The specifics may sound arcane, but the stakes are massive. Whoever wins these fights could set precedents for how medical AI companies protect (or exploit) data, design safeguards, and compete in an industry where trust is everything.
Why These Lawsuits Matter
At first glance, these disputes might look like just another round of Silicon Valley mudslinging. But they cut to the heart of three defining issues for the future of healthcare AI:
1. Intellectual Property in the Age of AI
Is a medical prompt—a carefully engineered query that gets an AI to generate useful clinical insights—an intellectual asset? Can it be owned, licensed, or stolen? Courts may now have to wrestle with whether the “secret sauce” of medical AI is protectable property or just clever wording.
2. Trust and Authenticity
If AI-generated notes or answers can be impersonated or manipulated, how can doctors—or patients—trust what they see on the screen? Legal cases spotlight the urgent need for standards around authentication, watermarking, and disclosure in clinical AI.

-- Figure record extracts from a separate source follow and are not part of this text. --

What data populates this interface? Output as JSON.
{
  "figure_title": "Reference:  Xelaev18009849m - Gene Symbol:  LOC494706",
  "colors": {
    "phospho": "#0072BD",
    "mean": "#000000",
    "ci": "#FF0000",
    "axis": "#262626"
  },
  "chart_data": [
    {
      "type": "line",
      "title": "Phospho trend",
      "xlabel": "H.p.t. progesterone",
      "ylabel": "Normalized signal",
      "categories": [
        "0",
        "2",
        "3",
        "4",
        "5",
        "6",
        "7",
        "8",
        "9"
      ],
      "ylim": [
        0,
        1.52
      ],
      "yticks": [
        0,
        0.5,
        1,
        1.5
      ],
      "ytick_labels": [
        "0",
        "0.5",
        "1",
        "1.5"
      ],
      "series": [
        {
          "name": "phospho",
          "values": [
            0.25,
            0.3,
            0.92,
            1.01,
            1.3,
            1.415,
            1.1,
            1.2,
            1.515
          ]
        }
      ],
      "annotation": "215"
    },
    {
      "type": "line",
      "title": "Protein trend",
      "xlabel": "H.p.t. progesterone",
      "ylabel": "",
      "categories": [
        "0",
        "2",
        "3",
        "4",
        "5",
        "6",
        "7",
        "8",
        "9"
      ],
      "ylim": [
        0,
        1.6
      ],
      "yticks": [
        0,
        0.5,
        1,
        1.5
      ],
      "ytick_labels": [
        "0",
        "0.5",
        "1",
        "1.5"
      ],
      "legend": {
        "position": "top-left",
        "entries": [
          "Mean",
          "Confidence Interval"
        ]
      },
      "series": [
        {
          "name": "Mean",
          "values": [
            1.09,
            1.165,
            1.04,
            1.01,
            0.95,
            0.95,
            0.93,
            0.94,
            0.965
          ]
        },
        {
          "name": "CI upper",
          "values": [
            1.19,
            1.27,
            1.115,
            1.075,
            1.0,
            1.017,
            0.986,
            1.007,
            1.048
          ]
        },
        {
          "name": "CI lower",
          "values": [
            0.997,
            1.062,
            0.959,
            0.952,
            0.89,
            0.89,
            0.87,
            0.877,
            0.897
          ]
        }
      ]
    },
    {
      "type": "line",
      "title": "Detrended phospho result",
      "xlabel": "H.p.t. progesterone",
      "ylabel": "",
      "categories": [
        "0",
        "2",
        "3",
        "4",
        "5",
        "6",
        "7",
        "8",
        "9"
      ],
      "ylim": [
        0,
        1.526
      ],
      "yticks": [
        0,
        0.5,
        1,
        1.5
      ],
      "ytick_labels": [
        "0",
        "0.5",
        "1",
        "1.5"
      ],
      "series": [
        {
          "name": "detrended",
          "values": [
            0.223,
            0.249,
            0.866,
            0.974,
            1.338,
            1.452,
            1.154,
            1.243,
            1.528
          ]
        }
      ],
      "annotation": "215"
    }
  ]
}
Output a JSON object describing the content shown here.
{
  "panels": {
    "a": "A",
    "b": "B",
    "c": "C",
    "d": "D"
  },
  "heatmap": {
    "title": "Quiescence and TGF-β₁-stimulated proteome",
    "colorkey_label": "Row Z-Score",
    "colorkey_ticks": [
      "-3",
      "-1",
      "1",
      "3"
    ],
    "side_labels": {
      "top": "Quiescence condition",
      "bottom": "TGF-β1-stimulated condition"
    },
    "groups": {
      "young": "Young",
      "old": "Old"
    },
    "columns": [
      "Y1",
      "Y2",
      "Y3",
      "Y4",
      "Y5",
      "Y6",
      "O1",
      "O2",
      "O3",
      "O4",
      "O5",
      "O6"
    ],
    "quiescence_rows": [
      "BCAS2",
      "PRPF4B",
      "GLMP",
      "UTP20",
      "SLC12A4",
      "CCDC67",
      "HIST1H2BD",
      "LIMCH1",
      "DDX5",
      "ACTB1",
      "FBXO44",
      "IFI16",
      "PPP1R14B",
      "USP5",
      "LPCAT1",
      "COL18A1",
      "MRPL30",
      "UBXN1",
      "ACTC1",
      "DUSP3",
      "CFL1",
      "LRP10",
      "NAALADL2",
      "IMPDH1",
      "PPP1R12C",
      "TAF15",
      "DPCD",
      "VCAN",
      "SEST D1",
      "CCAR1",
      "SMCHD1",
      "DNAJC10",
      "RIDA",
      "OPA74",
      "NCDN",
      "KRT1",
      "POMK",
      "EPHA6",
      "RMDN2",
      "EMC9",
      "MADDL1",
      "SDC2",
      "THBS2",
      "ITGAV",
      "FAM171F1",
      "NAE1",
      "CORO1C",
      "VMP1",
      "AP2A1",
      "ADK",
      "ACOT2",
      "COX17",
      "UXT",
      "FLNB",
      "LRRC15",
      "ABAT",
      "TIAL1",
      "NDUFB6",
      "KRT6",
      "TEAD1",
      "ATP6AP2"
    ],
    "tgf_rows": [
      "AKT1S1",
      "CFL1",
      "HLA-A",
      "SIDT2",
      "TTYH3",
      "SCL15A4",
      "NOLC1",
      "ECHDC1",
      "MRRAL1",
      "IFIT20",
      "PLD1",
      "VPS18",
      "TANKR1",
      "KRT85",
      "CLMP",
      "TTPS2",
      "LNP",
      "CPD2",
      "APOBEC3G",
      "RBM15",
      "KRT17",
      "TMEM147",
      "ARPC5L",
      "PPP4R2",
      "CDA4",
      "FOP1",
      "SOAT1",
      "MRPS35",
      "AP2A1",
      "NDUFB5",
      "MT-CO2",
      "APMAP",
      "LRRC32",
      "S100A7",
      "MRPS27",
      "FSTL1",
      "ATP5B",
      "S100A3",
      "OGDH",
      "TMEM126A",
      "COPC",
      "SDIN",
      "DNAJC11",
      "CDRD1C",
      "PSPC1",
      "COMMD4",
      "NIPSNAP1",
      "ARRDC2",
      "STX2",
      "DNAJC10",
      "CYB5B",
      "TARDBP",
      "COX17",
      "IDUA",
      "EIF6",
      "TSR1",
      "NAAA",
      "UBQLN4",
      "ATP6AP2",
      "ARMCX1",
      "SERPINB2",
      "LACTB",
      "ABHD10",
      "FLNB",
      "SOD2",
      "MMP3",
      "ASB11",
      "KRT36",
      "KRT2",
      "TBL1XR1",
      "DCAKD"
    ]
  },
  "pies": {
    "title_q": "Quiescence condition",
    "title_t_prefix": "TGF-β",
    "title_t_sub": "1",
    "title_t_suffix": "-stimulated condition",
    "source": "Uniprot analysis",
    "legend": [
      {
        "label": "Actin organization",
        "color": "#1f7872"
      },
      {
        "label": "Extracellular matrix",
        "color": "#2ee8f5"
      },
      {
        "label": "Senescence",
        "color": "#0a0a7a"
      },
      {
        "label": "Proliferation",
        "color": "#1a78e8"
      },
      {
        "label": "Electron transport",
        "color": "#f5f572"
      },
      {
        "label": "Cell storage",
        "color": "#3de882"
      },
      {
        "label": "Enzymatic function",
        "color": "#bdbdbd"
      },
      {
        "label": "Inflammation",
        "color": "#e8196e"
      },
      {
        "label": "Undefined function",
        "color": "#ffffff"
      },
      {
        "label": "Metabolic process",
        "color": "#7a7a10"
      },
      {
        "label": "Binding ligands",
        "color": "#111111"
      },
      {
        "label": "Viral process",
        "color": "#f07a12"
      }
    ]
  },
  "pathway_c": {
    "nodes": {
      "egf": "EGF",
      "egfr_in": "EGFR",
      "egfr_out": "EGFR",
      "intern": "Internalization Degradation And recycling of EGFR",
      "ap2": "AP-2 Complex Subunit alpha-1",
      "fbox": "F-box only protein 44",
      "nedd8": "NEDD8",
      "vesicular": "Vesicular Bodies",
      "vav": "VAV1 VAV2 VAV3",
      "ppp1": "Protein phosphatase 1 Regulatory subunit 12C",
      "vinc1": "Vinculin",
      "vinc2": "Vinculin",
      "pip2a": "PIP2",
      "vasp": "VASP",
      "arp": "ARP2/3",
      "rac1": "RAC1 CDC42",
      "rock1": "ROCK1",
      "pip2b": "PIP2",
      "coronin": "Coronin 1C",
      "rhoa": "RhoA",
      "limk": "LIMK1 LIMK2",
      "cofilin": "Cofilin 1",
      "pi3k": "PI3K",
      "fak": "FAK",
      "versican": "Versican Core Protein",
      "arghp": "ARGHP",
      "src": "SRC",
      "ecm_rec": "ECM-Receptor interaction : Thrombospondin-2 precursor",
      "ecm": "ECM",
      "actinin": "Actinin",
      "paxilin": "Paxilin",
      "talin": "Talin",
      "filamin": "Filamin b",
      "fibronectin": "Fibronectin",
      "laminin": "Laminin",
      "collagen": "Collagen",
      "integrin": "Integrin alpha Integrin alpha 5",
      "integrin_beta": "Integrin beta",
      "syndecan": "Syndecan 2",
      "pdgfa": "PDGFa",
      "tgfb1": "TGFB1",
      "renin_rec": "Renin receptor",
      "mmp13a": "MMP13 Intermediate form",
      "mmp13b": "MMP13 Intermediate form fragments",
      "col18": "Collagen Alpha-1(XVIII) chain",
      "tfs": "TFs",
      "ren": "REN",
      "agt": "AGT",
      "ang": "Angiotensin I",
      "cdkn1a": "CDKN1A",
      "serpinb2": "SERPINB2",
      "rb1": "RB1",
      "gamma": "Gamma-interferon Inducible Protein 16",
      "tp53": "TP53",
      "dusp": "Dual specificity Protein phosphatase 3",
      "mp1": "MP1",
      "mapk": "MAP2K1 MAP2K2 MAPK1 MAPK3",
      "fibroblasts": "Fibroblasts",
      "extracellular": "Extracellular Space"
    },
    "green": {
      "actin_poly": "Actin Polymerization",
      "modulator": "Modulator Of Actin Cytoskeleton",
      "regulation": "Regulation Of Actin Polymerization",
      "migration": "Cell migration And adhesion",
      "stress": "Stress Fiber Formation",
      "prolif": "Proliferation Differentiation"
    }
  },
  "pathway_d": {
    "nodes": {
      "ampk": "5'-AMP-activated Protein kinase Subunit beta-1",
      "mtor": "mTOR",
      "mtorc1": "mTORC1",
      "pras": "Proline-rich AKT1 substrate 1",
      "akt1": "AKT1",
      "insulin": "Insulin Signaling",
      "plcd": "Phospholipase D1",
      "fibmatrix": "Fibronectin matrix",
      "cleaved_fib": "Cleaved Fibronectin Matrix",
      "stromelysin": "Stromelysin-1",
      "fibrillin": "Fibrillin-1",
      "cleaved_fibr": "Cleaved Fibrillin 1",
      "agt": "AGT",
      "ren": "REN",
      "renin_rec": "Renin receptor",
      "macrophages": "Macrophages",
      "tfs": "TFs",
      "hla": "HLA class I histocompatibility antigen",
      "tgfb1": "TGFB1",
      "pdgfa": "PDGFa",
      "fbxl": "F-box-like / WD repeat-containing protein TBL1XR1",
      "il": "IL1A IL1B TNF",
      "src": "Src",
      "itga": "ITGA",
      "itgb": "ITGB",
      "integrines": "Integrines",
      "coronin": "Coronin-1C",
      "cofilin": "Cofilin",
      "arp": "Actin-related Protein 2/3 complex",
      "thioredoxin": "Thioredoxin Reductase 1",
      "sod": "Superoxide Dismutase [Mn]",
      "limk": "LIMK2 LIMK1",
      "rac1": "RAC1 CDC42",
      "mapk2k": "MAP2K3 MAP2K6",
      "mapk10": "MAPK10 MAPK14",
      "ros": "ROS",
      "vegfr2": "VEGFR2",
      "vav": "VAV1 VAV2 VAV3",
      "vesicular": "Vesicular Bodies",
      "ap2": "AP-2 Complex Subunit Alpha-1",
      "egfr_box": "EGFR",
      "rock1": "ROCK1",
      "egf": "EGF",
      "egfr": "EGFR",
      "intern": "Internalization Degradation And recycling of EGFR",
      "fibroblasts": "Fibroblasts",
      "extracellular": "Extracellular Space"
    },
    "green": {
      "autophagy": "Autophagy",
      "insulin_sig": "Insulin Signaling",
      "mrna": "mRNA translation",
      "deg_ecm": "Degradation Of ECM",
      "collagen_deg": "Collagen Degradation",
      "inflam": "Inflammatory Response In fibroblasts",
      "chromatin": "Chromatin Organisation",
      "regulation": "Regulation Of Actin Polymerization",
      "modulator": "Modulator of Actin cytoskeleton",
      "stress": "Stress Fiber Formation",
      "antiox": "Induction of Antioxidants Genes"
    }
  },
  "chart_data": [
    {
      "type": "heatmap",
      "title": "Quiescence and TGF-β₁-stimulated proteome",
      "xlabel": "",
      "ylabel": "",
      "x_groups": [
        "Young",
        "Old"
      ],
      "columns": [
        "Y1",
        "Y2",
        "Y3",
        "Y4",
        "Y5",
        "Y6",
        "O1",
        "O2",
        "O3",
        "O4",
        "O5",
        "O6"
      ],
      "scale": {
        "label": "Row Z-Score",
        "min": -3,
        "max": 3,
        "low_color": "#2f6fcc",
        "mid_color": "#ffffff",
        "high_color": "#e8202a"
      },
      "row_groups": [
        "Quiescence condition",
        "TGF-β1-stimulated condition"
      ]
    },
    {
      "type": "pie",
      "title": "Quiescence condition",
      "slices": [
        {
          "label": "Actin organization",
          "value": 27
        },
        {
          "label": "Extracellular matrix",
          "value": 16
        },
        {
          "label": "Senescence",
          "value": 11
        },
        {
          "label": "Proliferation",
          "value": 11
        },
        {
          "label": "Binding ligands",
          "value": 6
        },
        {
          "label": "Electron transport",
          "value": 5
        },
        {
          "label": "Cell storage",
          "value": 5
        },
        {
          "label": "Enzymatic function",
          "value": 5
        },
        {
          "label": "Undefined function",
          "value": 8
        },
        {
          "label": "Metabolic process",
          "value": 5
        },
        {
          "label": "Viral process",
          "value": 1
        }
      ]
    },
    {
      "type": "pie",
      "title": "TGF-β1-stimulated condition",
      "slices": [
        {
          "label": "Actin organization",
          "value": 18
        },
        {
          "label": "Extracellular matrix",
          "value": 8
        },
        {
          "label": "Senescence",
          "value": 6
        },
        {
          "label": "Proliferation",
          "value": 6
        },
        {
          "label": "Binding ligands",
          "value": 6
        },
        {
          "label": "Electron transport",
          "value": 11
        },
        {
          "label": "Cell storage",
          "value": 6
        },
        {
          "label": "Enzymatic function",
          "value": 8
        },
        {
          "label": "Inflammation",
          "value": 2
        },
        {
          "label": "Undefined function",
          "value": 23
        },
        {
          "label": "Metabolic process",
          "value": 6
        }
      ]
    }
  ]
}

3. Liability in the Clinic
If an AI tool misleads a doctor due to stolen code, flawed prompts, or tampered inputs, who is responsible—the doctor, the hospital, or the tech company? These lawsuits may force the industry to confront liability before patients are harmed at scale.
A Market in Flux
The legal wrangling comes at a time when the market for medical AI is exploding. Global investment in health AI is projected to hit tens of billions in the next few years. Yet the same physicians these companies are trying to serve remain cautious. Surveys show that trust, safety, and legal accountability are the top barriers to adoption.
In this light, the lawsuits are more than corporate turf wars—they’re shaping the rules of engagement for an industry that aspires to handle life-and-death decisions.
The Bigger Picture: Regulation and Oversight
While courts hash out trade secrets, regulators are circling. The FDA in the U.S. and the European Medicines Agency are working on frameworks to evaluate clinical AI tools, but the law is still catching up. The WHO has also called for stronger governance of AI in healthcare.
If private lawsuits establish new precedents faster than public regulation, we could see a patchwork of rules that make or break startups depending on which legal jurisdiction they operate in.
The Bottom Line
The promise of “Doctor AI” is dazzling: less paperwork for physicians, faster diagnoses for patients, and more efficient health systems overall. But as the courtroom battles show, trust in AI medicine won’t just be won with algorithms—it will be fought over in legal briefs and court rulings.
Final thought: Before AI can become a doctor’s trusted assistant, the industry will have to answer some very human questions about ownership, accountability, and ethics. The gavel, not the algorithm, may decide how the future of medical AI unfolds.